Uccise il genero a colpi di fucile | Libero per decorrenza dei termini

di

03 Ottobre 2013, 06:30

2 min di lettura

PALERMO – Sono scaduti i termini di custodia cautelare. Dopo un anno trascorso fra carcere e arresti domiciliari torna libero Gioacchino Di Domenico. Dal suo fucile partirono i colpi che uccisero il genero, Emanuele Pilo, netturbino di 27 anni.

“Voleva ammazzarci tutti con un coltello e gli ho sparato”, ammise Di Domenico. Secondo il racconto del sessantaquattrenne, il giovane stava scavalcando il cancello della sua villetta in via Brasca, nel rione Falsomiele. Allora imbracciò il fucile da caccia ed esplose due colpi che non diedero scampo alla vittima. Lo raggiunsero al volto e al petto. L’omicidio arrivò al culmine di mesi di contrasti e tensioni. Emanuele Pilo non aveva accettato la separazione dalla moglie e iniziò a braccarla. Provò pure ad incendiarle la casa. Un mese prima del delitto era stato denunciato per stalking e gli era stato imposto di non avvicinarsi alla donna. La moglie non voleva tornare a vivere con un uomo che non riconosceva più, violento com’era diventato. Anche Pilo aveva denunciato la famiglia Di Domenico perché gli sarebbe stato impedito di incontrare i figli.

Un mese e mezzo dopo il delitto i difensori di Di Domenico, gli avvocati Ninni Reina e Miria Rizzo, avevano ottenuto gli arresti domiciliari dal Tribunale del Riesame che, riconoscendo l’affievolirsi delle esigente cautelari, sottolineò anche il clima di pressione che Di Domenico e i suoi familiari erano costretti a subire. I parenti di Pilo andarono su tutte le furie. La Procura fece ricorso, ma anche la Cassazione stabilì che gli arresti in casa erano sufficienti a garantire le esigenze cautelari.

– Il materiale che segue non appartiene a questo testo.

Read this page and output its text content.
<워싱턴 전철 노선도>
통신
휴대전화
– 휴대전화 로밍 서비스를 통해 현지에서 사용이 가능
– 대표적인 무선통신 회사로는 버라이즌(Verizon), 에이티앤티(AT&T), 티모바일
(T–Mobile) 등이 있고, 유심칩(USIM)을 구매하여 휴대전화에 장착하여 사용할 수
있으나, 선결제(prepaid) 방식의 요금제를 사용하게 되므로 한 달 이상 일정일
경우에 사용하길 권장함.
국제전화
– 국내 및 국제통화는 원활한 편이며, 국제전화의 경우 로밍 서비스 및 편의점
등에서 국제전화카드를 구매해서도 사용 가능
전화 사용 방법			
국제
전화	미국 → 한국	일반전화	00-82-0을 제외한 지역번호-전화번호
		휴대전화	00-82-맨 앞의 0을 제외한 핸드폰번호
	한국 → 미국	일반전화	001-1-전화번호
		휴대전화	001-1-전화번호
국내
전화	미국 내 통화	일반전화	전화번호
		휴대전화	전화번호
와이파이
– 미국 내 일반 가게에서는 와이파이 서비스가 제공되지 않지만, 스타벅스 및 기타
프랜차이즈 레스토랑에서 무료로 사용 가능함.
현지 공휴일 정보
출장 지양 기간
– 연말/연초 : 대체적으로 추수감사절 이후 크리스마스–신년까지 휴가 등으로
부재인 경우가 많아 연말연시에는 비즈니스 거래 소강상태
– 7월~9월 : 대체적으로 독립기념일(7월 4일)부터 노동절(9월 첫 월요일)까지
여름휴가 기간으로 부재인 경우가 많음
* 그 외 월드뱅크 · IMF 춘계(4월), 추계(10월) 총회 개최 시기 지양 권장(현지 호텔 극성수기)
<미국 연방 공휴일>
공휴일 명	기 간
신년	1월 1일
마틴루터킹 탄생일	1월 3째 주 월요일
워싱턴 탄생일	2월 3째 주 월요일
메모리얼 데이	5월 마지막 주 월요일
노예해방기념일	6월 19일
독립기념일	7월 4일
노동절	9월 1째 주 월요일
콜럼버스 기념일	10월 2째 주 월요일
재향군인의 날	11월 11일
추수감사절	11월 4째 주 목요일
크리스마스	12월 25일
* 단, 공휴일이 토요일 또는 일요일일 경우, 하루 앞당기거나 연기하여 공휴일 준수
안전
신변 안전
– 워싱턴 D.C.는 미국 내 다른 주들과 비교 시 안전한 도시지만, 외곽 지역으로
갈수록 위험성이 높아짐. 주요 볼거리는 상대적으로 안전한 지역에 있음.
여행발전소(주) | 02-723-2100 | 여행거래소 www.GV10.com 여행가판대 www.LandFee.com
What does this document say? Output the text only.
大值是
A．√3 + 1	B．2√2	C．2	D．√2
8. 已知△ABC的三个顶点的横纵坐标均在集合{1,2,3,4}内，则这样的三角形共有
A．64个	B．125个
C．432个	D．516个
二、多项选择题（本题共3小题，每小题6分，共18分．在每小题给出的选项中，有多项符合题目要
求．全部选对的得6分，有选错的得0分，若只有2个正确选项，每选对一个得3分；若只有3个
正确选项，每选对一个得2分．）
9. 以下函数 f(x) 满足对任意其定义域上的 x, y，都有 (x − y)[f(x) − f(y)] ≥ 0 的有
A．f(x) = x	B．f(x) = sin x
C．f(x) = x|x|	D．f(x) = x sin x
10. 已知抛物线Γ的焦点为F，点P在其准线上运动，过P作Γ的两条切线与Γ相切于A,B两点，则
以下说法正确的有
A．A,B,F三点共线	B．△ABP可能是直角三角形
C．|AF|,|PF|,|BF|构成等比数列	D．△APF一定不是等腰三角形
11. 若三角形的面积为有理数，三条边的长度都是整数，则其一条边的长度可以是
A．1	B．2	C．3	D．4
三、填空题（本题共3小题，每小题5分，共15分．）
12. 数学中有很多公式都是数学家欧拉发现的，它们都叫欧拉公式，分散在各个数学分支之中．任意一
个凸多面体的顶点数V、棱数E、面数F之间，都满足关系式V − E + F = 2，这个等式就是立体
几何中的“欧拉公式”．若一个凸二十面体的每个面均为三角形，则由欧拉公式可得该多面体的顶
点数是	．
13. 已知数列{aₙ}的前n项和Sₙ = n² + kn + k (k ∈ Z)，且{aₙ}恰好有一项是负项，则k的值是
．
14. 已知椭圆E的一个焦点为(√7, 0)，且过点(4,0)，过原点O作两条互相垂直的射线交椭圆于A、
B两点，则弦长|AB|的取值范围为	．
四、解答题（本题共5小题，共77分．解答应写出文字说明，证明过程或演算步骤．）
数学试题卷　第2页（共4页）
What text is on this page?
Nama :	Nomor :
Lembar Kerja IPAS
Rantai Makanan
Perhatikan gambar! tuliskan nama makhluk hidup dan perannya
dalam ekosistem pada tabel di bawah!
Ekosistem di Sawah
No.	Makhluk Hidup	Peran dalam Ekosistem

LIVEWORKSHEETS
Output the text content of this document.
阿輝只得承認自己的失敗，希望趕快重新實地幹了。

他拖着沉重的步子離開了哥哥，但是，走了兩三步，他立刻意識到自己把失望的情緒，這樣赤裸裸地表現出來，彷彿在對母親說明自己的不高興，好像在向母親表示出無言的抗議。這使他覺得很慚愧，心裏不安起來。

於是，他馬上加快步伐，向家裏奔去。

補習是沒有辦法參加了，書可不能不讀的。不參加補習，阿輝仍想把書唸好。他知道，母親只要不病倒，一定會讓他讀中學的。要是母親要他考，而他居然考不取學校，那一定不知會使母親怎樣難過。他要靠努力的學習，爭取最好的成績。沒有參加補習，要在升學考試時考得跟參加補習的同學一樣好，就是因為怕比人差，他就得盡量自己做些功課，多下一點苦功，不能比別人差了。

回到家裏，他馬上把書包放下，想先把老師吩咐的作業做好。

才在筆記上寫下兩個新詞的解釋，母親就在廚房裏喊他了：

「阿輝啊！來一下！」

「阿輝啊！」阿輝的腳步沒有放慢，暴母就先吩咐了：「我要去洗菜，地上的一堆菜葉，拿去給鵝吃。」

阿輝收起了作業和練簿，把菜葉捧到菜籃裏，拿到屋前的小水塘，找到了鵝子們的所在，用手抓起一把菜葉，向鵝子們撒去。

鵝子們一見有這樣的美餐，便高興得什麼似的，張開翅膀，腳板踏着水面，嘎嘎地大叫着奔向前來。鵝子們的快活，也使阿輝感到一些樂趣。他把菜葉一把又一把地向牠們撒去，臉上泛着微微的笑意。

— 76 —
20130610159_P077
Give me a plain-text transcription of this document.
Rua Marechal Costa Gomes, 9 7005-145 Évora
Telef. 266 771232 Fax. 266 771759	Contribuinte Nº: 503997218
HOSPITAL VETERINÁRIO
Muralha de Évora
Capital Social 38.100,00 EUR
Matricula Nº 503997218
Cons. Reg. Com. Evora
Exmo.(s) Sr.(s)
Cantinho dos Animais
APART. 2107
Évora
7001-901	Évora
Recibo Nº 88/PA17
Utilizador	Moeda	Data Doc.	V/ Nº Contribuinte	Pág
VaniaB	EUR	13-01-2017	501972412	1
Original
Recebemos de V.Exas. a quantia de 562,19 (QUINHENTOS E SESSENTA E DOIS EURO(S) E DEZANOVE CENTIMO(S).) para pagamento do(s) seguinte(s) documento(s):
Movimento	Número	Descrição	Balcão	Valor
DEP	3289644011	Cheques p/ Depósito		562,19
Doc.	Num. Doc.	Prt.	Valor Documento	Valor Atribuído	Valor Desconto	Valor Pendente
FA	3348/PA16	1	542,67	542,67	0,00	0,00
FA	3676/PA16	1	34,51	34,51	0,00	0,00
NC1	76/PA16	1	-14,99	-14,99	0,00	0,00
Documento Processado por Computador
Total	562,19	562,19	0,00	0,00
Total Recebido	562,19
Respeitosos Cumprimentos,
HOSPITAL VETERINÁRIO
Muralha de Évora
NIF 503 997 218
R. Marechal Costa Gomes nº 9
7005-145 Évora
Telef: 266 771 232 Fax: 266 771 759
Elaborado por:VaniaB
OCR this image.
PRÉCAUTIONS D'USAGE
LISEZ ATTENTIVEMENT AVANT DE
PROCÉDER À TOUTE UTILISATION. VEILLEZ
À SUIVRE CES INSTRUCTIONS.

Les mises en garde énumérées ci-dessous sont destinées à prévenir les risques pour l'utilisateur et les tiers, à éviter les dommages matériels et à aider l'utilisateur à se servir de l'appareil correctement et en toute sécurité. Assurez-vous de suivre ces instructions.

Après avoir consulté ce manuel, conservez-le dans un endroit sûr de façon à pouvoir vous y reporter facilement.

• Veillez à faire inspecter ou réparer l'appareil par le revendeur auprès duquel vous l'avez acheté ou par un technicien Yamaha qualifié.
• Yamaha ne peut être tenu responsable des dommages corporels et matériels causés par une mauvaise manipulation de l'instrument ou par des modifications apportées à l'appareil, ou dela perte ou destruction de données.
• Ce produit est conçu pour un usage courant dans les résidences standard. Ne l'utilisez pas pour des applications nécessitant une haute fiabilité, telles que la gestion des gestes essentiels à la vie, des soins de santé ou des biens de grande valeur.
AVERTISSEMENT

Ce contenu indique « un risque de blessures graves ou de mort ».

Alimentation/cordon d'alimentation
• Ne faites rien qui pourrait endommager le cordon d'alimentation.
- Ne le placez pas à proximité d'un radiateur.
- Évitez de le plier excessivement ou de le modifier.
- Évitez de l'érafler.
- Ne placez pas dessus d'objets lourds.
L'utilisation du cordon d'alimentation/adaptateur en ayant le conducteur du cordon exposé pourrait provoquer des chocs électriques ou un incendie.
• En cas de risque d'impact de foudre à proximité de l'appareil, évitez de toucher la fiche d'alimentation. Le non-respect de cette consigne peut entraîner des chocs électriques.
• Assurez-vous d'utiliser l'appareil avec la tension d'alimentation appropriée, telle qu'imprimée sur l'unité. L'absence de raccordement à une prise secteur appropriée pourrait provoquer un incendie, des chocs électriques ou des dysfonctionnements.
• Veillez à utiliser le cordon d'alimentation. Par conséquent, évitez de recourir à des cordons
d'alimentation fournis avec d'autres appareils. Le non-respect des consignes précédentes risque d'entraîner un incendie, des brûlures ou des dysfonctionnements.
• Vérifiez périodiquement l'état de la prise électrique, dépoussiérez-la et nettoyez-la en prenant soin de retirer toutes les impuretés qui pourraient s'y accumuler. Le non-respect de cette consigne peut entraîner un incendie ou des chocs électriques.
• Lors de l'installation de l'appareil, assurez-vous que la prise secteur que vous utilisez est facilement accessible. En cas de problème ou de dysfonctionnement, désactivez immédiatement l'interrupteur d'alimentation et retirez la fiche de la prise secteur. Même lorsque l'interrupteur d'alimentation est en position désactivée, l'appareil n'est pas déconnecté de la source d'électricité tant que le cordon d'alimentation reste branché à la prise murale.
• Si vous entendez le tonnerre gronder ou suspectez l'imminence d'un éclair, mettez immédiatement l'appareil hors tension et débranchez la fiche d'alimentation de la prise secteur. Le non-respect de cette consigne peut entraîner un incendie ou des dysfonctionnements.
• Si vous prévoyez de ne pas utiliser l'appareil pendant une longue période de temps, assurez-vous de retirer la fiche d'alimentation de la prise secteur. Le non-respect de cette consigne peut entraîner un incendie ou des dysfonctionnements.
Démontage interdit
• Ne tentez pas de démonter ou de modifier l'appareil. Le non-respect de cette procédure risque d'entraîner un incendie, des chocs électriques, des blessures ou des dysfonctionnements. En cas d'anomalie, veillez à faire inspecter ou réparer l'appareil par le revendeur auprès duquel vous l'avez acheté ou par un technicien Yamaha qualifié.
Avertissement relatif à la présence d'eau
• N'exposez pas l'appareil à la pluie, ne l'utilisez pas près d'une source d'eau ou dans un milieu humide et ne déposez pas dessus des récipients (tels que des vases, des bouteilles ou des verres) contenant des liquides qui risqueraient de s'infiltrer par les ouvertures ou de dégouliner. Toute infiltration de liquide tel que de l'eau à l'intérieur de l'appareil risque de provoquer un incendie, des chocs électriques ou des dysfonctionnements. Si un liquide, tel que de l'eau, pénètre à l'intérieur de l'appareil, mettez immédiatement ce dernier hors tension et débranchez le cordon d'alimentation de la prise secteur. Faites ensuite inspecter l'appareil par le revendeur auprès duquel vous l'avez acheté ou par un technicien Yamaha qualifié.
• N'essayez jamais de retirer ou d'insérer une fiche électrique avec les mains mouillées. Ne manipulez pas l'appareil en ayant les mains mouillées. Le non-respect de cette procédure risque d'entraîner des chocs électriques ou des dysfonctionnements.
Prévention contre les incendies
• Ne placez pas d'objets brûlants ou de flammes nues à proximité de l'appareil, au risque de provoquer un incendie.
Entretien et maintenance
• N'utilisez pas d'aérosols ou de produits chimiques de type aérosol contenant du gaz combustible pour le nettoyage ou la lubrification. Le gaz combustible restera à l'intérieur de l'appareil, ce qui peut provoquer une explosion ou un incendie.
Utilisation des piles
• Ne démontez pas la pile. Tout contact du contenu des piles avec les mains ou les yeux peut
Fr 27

Ora gli stessi avvocati hanno chiesto e ottenuto la definitiva scarcerazione dal Gip. Di Domenico ha solo l’obbligo di vivere lontano da Palermo e di firmare i registri in commissariato. L’inchiesta è chiusa, ma l’avviso di conclusione delle indagini è arrivato oltre il tetto massimo di carcerazione preventiva. A pesare sui tempi dell’indagine, gli accertamenti sul coltello da cucina. Dai rilievi tecnici era emerso che sull’impugnatura non c’erano le impronte della vittima. Da qui il sospetto che qualcuno potesse avere messo l’arma in mano a Pilo per giustificare la legittima difesa del suocero. Un sospetto alimentato anche dal fatto che nella cucina di Di Domenico fu trovato un ceppo da cui mancava un coltello. La scientifica di Roma ha stabilito, però, che non c’è compatibilità fra il coltello impugnato dalla vittima e gli altri che i Di Domenico tenevano in casa.

Articoli Correlati

Spiegazione che non convince il legale della famiglia Pilo, l’avvocato Salvatore Ruta. Troppo strano che un mancino impugni il coltello con la mano destra. Troppo strano quel coltello pulito nonostante Pilo fosse riverso riverso in una pozza di sangue.

A Domenico Di Carlo la Procura contesta l’omicidio volontario. Adesso si attende la richiesta di rinvio a giudizio. C’è una certezza: Di Domenico assisterà al suo processo da uomo libero.